ノベルは受け取ったそれを広げると目を丸くした。
「これはっ……どうして君がこれを?」
細かな家紋の刺繍が施された上質なベスト。
それはノートスへ来てすぐ、生活費をまかなうために服屋へ売った、ノベルの私服だったのだ。
「ノベル様がそれをお売りになったと聞いた後、そのお店に行って探したんです。そうしたらまだあったので、お金を貯めて買いました」
アリサは嬉しそうに語るが、これはそんな簡単な話ではない。
それなりの金額だったはずだ。売ったときでさえ、数週間分の生活費をまかなえたのだから、買値はそれよりも高いはず。

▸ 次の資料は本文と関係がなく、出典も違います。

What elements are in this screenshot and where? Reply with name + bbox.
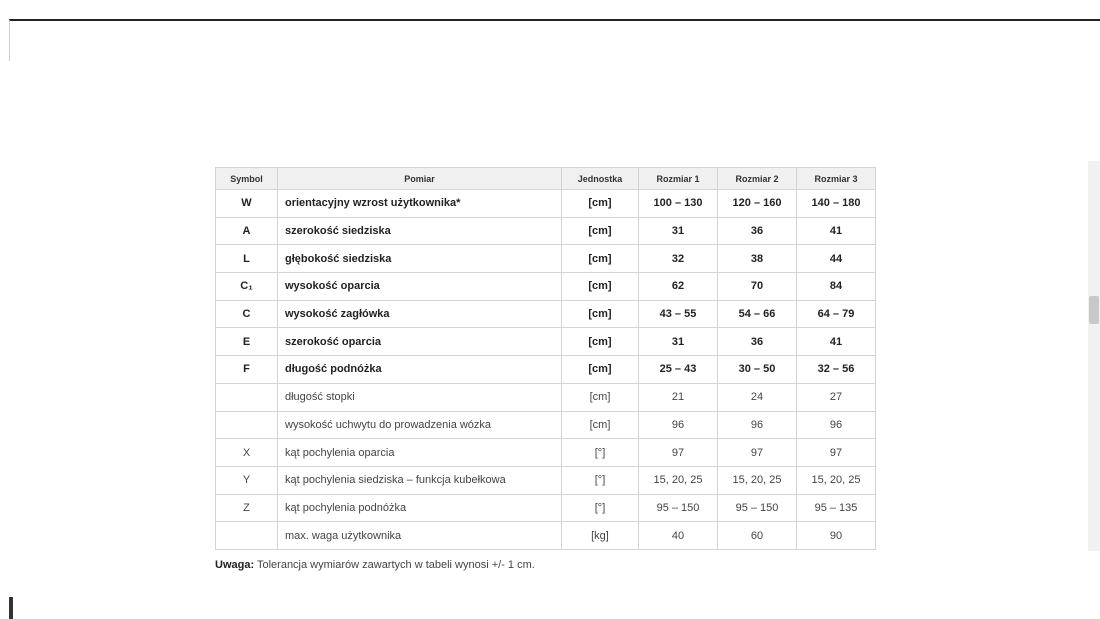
table-body	[216, 190, 876, 550]
cell-rozmiar-3: 84	[797, 273, 876, 301]
cell-rozmiar-1: 25 – 43	[639, 356, 718, 384]
cell-pomiar: wysokość uchwytu do prowadzenia wózka	[278, 411, 562, 439]
cell-jednostka: [kg]	[562, 522, 639, 550]
table-row	[216, 190, 876, 218]
cell-jednostka: [cm]	[562, 328, 639, 356]
table-row	[216, 300, 876, 328]
cell-jednostka: [cm]	[562, 245, 639, 273]
table-row	[216, 494, 876, 522]
cell-rozmiar-2: 96	[718, 411, 797, 439]
cell-jednostka: [cm]	[562, 190, 639, 218]
cell-pomiar: kąt pochylenia podnóżka	[278, 494, 562, 522]
cell-pomiar: wysokość zagłówka	[278, 300, 562, 328]
cell-jednostka: [°]	[562, 466, 639, 494]
cell-rozmiar-1: 95 – 150	[639, 494, 718, 522]
table-row	[216, 356, 876, 384]
cell-rozmiar-2: 97	[718, 439, 797, 467]
cursor-bar	[9, 597, 13, 619]
cell-symbol	[216, 411, 278, 439]
cell-jednostka: [cm]	[562, 411, 639, 439]
cell-pomiar: długość podnóżka	[278, 356, 562, 384]
cell-rozmiar-2: 95 – 150	[718, 494, 797, 522]
cell-rozmiar-3: 64 – 79	[797, 300, 876, 328]
cell-symbol: X	[216, 439, 278, 467]
cell-symbol: F	[216, 356, 278, 384]
cell-rozmiar-1: 31	[639, 217, 718, 245]
cell-rozmiar-1: 62	[639, 273, 718, 301]
cell-rozmiar-1: 21	[639, 383, 718, 411]
cell-jednostka: [°]	[562, 439, 639, 467]
table-row	[216, 411, 876, 439]
cell-jednostka: [cm]	[562, 383, 639, 411]
cell-rozmiar-1: 32	[639, 245, 718, 273]
cell-rozmiar-2: 15, 20, 25	[718, 466, 797, 494]
cell-pomiar: głębokość siedziska	[278, 245, 562, 273]
cell-rozmiar-2: 120 – 160	[718, 190, 797, 218]
header-rozmiar-1: Rozmiar 1	[639, 168, 718, 190]
table-row	[216, 439, 876, 467]
header-pomiar: Pomiar	[278, 168, 562, 190]
header-rozmiar-2: Rozmiar 2	[718, 168, 797, 190]
cell-rozmiar-3: 44	[797, 245, 876, 273]
cell-rozmiar-3: 90	[797, 522, 876, 550]
cell-rozmiar-2: 30 – 50	[718, 356, 797, 384]
cell-symbol: E	[216, 328, 278, 356]
cell-pomiar: długość stopki	[278, 383, 562, 411]
table-row	[216, 383, 876, 411]
cell-rozmiar-1: 100 – 130	[639, 190, 718, 218]
table-row	[216, 466, 876, 494]
cell-rozmiar-1: 15, 20, 25	[639, 466, 718, 494]
cell-rozmiar-3: 140 – 180	[797, 190, 876, 218]
tolerance-note	[215, 559, 535, 571]
cell-rozmiar-1: 97	[639, 439, 718, 467]
cell-symbol: C₁	[216, 273, 278, 301]
cell-symbol: W	[216, 190, 278, 218]
table-row	[216, 328, 876, 356]
cell-jednostka: [cm]	[562, 356, 639, 384]
cell-rozmiar-2: 24	[718, 383, 797, 411]
cell-rozmiar-1: 96	[639, 411, 718, 439]
table-row	[216, 245, 876, 273]
cell-rozmiar-3: 32 – 56	[797, 356, 876, 384]
cell-rozmiar-2: 70	[718, 273, 797, 301]
cell-symbol: Y	[216, 466, 278, 494]
cell-rozmiar-2: 36	[718, 328, 797, 356]
scrollbar-track[interactable]	[1088, 161, 1100, 551]
cell-pomiar: szerokość oparcia	[278, 328, 562, 356]
cell-rozmiar-2: 38	[718, 245, 797, 273]
cell-jednostka: [°]	[562, 494, 639, 522]
cell-pomiar: orientacyjny wzrost użytkownika*	[278, 190, 562, 218]
scrollbar-thumb[interactable]	[1089, 296, 1099, 324]
cell-symbol: Z	[216, 494, 278, 522]
cell-symbol	[216, 383, 278, 411]
cell-rozmiar-2: 54 – 66	[718, 300, 797, 328]
dimensions-table	[215, 167, 876, 550]
cell-rozmiar-1: 40	[639, 522, 718, 550]
header-rozmiar-3: Rozmiar 3	[797, 168, 876, 190]
cell-pomiar: wysokość oparcia	[278, 273, 562, 301]
cell-rozmiar-1: 43 – 55	[639, 300, 718, 328]
cell-pomiar: kąt pochylenia siedziska – funkcja kubełkowa	[278, 466, 562, 494]
cell-jednostka: [cm]	[562, 273, 639, 301]
cell-symbol	[216, 522, 278, 550]
cell-symbol: C	[216, 300, 278, 328]
note-label: Uwaga:	[215, 559, 255, 571]
cell-rozmiar-3: 41	[797, 328, 876, 356]
cell-jednostka: [cm]	[562, 300, 639, 328]
table-row	[216, 217, 876, 245]
cell-pomiar: kąt pochylenia oparcia	[278, 439, 562, 467]
table-header-row	[216, 168, 876, 190]
cell-symbol: L	[216, 245, 278, 273]
header-symbol: Symbol	[216, 168, 278, 190]
cell-rozmiar-3: 97	[797, 439, 876, 467]
table-row	[216, 522, 876, 550]
cell-rozmiar-3: 15, 20, 25	[797, 466, 876, 494]
cell-rozmiar-3: 27	[797, 383, 876, 411]
note-text: Tolerancja wymiarów zawartych w tabeli wynosi +/- 1 cm.	[254, 559, 535, 571]
cell-rozmiar-3: 96	[797, 411, 876, 439]
cell-pomiar: szerokość siedziska	[278, 217, 562, 245]
cell-rozmiar-3: 41	[797, 217, 876, 245]
cell-rozmiar-2: 36	[718, 217, 797, 245]
header-jednostka: Jednostka	[562, 168, 639, 190]
cell-pomiar: max. waga użytkownika	[278, 522, 562, 550]
top-frame	[9, 19, 1100, 61]
cell-rozmiar-1: 31	[639, 328, 718, 356]
cell-rozmiar-3: 95 – 135	[797, 494, 876, 522]
cell-symbol: A	[216, 217, 278, 245]
cell-jednostka: [cm]	[562, 217, 639, 245]
table-row	[216, 273, 876, 301]
cell-rozmiar-2: 60	[718, 522, 797, 550]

「まさか、最近クエストに行くことが多かったのは……」
「えへへ」
アリサは答えず、照れたようにはにかむ。
そして頬を赤くしてコホンと咳払いすると、片膝を立てて告げた。
「あなたはエデンの王子。高貴なるお方です。それはどこにいようと、誰かに否定されようと変わらない事実であり、私はそう信じています。ですから、私にもその誇りを守るお手伝いをさせてください」
「アリサ……こんなことになって、こんな情けない姿になった僕を、まだ王子だと言ってくれるのか?」
「あなたに仕えることができるのは、私の誇りなんです。家族にとっても。それだけは忘れないでください」
ノベルは不覚にも目頭が熱くなる。
小さく震える声で「ありがとう」と言った。
彼が服に縫われた家紋をしばらく黙って眺めていると、再び扉がノックされる。
「ノベルさん、お客様がおいでです」
「とうとう来たか……」
ノベルは深く息を吸い立ち上がった。
アリサもただならぬ雰囲気に立ち上がり、ノベルへ道を開ける。
「どちらへ?」
「ちょっと利確してくるだけさ」
「りかく?」
アリサは聞きなれない言葉に首を傾げる。
ノベルは答えず微笑み、彼女に背を向けた。
これから控えているのは大勝負。
しかしアリサから勇気をもらったノベルには、かつての自信がみなぎっていた。